Institute for Biomedical Research into Human Movement and Health, Manchester Metropolitan University, UK.
J Gerontol A Biol Sci Med Sci. 2010 Nov;65(11):1215-9. doi: 10.1093/gerona/glq118. Epub 2010 Jul 2.
Testosterone increases lean mass and may help to counter the changes in muscle architecture associated with sarcopenia. This study was designed to investigate the effects of testosterone replacement therapy on skeletal muscle architecture in intermediate-frail and frail elderly men.
A subgroup of 30 intermediate-frail and frail elderly men (65-89 years) with low to borderline-low testosterone levels were enrolled from a single-center randomized, double-blind placebo-controlled trial. Participants received either a transdermal testosterone (50 mg) or placebo gel daily for 6 months. Architecture (muscle thickness, fascicle length, and pennation angle) of the gastrocnemius medialis muscle was assessed by ultrasound imaging at baseline and after 6 months of treatment.
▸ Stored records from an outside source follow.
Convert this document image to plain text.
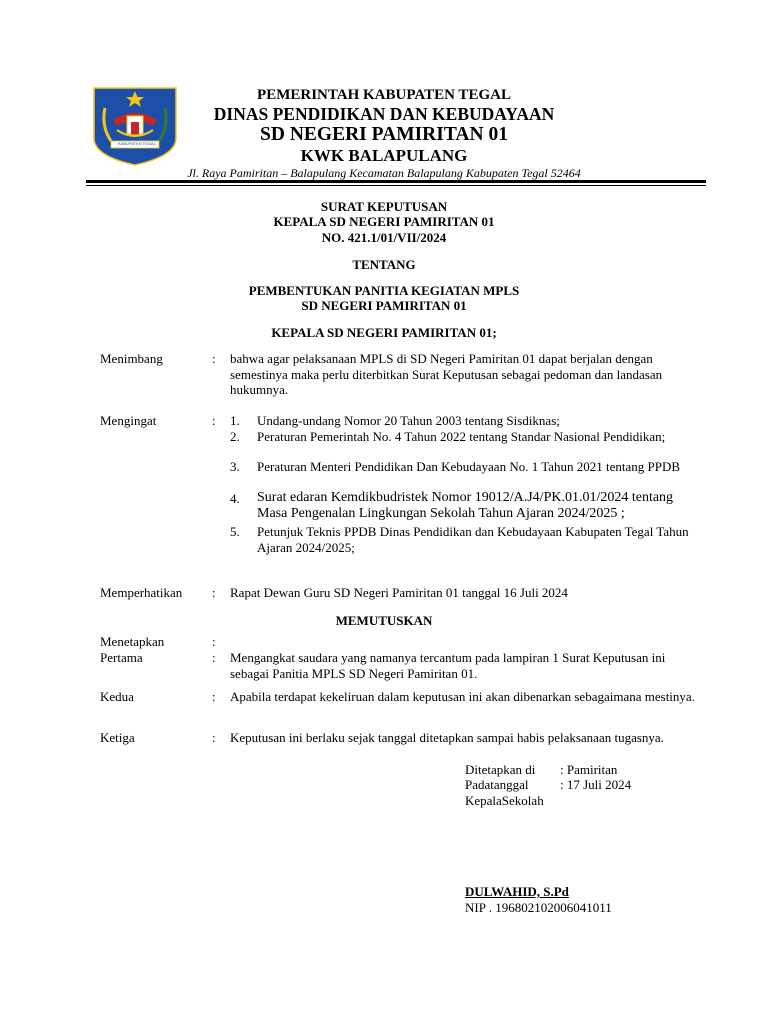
KABUPATEN TEGAL
PEMERINTAH KABUPATEN TEGAL
DINAS PENDIDIKAN DAN KEBUDAYAAN
SD NEGERI PAMIRITAN 01
KWK BALAPULANG
Jl. Raya Pamiritan – Balapulang Kecamatan Balapulang Kabupaten Tegal 52464
SURAT KEPUTUSAN
KEPALA SD NEGERI PAMIRITAN 01
NO. 421.1/01/VII/2024
TENTANG
PEMBENTUKAN PANITIA KEGIATAN MPLS
SD NEGERI PAMIRITAN 01
KEPALA SD NEGERI PAMIRITAN 01;
Menimbang	: bahwa agar pelaksanaan MPLS di SD Negeri Pamiritan 01 dapat berjalan dengan semestinya maka perlu diterbitkan Surat Keputusan sebagai pedoman dan landasan hukumnya.
Mengingat	: 1. Undang-undang Nomor 20 Tahun 2003 tentang Sisdiknas;
2. Peraturan Pemerintah No. 4 Tahun 2022 tentang Standar Nasional Pendidikan;
3. Peraturan Menteri Pendidikan Dan Kebudayaan No. 1 Tahun 2021 tentang PPDB
4. Surat edaran Kemdikbudristek Nomor 19012/A.J4/PK.01.01/2024 tentang Masa Pengenalan Lingkungan Sekolah Tahun Ajaran 2024/2025 ;
5. Petunjuk Teknis PPDB Dinas Pendidikan dan Kebudayaan Kabupaten Tegal Tahun Ajaran 2024/2025;
Memperhatikan : Rapat Dewan Guru SD Negeri Pamiritan 01 tanggal 16 Juli 2024
MEMUTUSKAN
Menetapkan	:
Pertama	: Mengangkat saudara yang namanya tercantum pada lampiran 1 Surat Keputusan ini sebagai Panitia MPLS SD Negeri Pamiritan 01.
Kedua	: Apabila terdapat kekeliruan dalam keputusan ini akan dibenarkan sebagaimana mestinya.
Ketiga	: Keputusan ini berlaku sejak tanggal ditetapkan sampai habis pelaksanaan tugasnya.
Ditetapkan di : Pamiritan
Padatanggal : 17 Juli 2024
KepalaSekolah
DULWAHID, S.Pd
NIP . 196802102006041011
Serum testosterone increased from 11.6 ± 3.5 to 18.0 ± 8.1 nmol/L by 10 days after randomization in the active group (but not the placebo group) and was maintained throughout the treatment period. Testosterone treatment resulted in a preservation of muscle thickness at 6 months while it decreased in the placebo group (effect size 1.4 [95% confidence interval = 0.3-2.5; p = .015]). There was no significant effect of treatment on fascicle length (effect size 1.9 mm [95% confidence interval = -1.2 to 5.0 mm; p = .22]) or pennation angle (effect size 1.2° [95% confidence interval = -1.3 to 3.7°; p = .32]).
Testosterone replacement in intermediate-frail and frail elderly men is associated with preservation of muscle thickness. The results suggest that testosterone mitigates sarcopenia by improving muscle tissue to maintain a state of normality in aging men.
睾酮可增加瘦体重,并可能有助于对抗与肌肉减少症相关的肌肉结构变化。本研究旨在探讨睾酮替代疗法对中老年体弱男性骨骼肌结构的影响。
从一项中心、随机、双盲、安慰剂对照试验中招募了 30 名体弱和虚弱的中老年男性(65-89 岁)作为亚组,这些男性的睾酮水平较低或处于低边缘水平。参与者每天接受经皮睾酮(50mg)或安慰剂凝胶治疗 6 个月。在基线和治疗 6 个月后,通过超声成像评估比目鱼肌的肌结构(肌肉厚度、肌束长度和羽状角)。
在随机分组后 10 天,活性组(而非安慰剂组)的血清睾酮从 11.6±3.5 增加到 18.0±8.1 nmol/L,并在整个治疗期间维持。与安慰剂组相比,睾酮治疗可在 6 个月时保持肌肉厚度,而安慰剂组的肌肉厚度则下降(效应大小 1.4[95%置信区间=0.3-2.5;p=0.015])。治疗对肌束长度(效应大小 1.9mm[95%置信区间=-1.2 至 5.0mm;p=0.22])或羽状角(效应大小 1.2°[95%置信区间=-1.3 至 3.7°;p=0.32])均无显著影响。
在体弱和虚弱的中老年男性中补充睾酮与肌肉厚度的保持有关。结果表明,睾酮通过改善肌肉组织来缓解肌肉减少症,从而维持老年男性的正常状态。